Temas como a proteção da família, da vida humana nos seus extremos, a liberdade religiosa, a proteção do direito da família à liberdade de educação estão em risco no mercado dos valores eleitorais. Sucumbirão ao peso dos diversos ‘mercado’? Ou permanecerão valores (algo que consideramos valer e merecer proteção) distinguindo-se o que vale do que não vale?

Na mesma página que o autor (citações)

‘Hoje, a lógica da compra e venda já não se aplica apenas a bens materiais, mas domina cada vez mais todos os aspetos da vida. Está na altura de perguntarmos se queremos viver desta forma.’ (p. 16)

‘Precisamos de nos perguntar se há algumas coisas que o dinheiro não deve comprar.’ (p. 17)

‘Numa sociedade em que tudo está à venda, a vida é mais difícil para aqueles que têm escassos recursos. Quantas mais forem as coisas que o dinheiro pode comprar, maior importância adquire a riqueza (ou a falta dela). (p. 18)

‘Pagar a crianças para lerem livros pode incentivá-las a ler mais, mas também as ensina a encarar a leitura como uma tarefa e não uma fonte de satisfação intrínseca.’ (p. 19)

‘Os economistas partem muitas vezes do pressuposto de que os mercados são inertes, que não afetam os bens que são transacionados.

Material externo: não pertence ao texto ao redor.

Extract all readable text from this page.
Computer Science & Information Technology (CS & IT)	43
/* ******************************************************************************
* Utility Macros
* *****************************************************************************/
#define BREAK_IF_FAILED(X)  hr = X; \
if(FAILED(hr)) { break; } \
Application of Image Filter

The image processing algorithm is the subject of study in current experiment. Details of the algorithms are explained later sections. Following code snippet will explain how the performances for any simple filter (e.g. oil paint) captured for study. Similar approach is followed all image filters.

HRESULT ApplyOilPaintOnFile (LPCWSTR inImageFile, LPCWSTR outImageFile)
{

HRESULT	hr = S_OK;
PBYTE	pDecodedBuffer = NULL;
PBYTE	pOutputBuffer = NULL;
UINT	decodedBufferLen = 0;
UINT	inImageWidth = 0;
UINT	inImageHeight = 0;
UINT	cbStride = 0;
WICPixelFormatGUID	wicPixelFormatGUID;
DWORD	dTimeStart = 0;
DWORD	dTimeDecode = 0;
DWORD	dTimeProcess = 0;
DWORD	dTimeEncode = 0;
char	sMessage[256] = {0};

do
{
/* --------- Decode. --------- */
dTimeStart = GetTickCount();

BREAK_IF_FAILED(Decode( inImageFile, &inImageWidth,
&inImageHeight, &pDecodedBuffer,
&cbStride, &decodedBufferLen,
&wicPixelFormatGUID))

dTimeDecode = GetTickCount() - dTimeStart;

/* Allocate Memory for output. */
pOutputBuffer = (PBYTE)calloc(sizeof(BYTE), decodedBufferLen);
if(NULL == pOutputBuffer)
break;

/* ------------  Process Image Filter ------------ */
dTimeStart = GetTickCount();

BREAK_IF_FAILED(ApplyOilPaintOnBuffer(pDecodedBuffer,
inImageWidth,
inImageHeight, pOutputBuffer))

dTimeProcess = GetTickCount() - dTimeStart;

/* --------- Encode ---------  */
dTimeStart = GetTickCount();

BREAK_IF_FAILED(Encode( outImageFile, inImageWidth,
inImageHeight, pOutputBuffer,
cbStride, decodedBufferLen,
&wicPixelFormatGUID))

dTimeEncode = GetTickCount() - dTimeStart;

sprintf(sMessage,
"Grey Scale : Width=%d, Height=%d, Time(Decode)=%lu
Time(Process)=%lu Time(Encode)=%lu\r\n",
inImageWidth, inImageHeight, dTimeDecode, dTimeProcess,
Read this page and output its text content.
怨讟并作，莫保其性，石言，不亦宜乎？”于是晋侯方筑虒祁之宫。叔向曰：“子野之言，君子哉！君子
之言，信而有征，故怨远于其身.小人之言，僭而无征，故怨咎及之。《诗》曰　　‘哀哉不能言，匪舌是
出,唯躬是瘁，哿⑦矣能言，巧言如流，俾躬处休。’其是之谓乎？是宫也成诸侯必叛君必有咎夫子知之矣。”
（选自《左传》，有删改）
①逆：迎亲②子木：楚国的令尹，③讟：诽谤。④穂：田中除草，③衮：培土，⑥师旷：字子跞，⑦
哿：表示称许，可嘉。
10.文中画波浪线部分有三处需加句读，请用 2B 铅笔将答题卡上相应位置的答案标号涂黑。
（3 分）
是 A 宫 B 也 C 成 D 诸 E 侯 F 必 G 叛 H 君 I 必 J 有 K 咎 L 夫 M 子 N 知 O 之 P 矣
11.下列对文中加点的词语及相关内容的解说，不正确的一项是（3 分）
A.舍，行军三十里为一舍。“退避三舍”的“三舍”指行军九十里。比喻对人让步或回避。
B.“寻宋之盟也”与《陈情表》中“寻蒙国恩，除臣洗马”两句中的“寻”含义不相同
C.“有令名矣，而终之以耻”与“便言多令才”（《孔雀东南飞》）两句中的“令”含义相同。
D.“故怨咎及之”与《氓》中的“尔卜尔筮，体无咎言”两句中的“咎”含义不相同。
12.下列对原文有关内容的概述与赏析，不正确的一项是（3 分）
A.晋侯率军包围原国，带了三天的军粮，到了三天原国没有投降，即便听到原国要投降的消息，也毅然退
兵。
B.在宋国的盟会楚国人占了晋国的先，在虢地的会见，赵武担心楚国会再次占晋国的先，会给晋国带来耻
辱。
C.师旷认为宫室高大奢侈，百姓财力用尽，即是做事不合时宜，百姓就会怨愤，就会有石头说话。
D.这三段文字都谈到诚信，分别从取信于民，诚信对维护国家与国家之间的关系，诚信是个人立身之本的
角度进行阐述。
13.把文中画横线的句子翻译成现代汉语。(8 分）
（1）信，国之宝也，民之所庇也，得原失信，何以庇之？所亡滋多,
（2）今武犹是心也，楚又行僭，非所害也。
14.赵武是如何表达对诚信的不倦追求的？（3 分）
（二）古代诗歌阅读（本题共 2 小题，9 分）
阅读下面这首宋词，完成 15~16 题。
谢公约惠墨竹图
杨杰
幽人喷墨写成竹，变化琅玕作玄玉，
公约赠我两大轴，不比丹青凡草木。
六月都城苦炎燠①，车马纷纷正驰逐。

Mas isso não é verdade. Os mercados deixam a sua marca. Às vezes, os valores de mercado excluem os valores não mercantis que merecem ser protegidos.’ (p. 19)

‘[…] quando decidimos que determinados bens podem ser comprados e vendidos, estamos a decidir, pelo menos de forma implícita, que é apropriado tratá-los como mercadorias, como instrumentos de lucro e uso. Mas nem todos os bens são devidamente valorizados desta forma. O exemplo mais óbvio são os seres humanos. A escravidão era chocante porque tratava os seres humanos como mercadorias que podiam ser compradas e vendidas em leilão. Um tal tratamento não valoriza devidamente os seres humanos – como pessoas merecedoras de dignidade e respeito e não como instrumentos de obtenção de lucro e objetos de uso.’ (p. 19)

‘[…] uma economia de mercado é uma ferramenta – uma ferramenta valiosa e eficaz – para organizar a atividade produtiva. Uma sociedade de mercado é uma forma de vida em que os valores de mercado se infiltram em todos os aspetos da atividade humana. É um lugar onde as relações sociais são moldadas à imagem do mercado. […] Queremos uma economia de mercado ou uma sociedade de mercado?’ (p. 20)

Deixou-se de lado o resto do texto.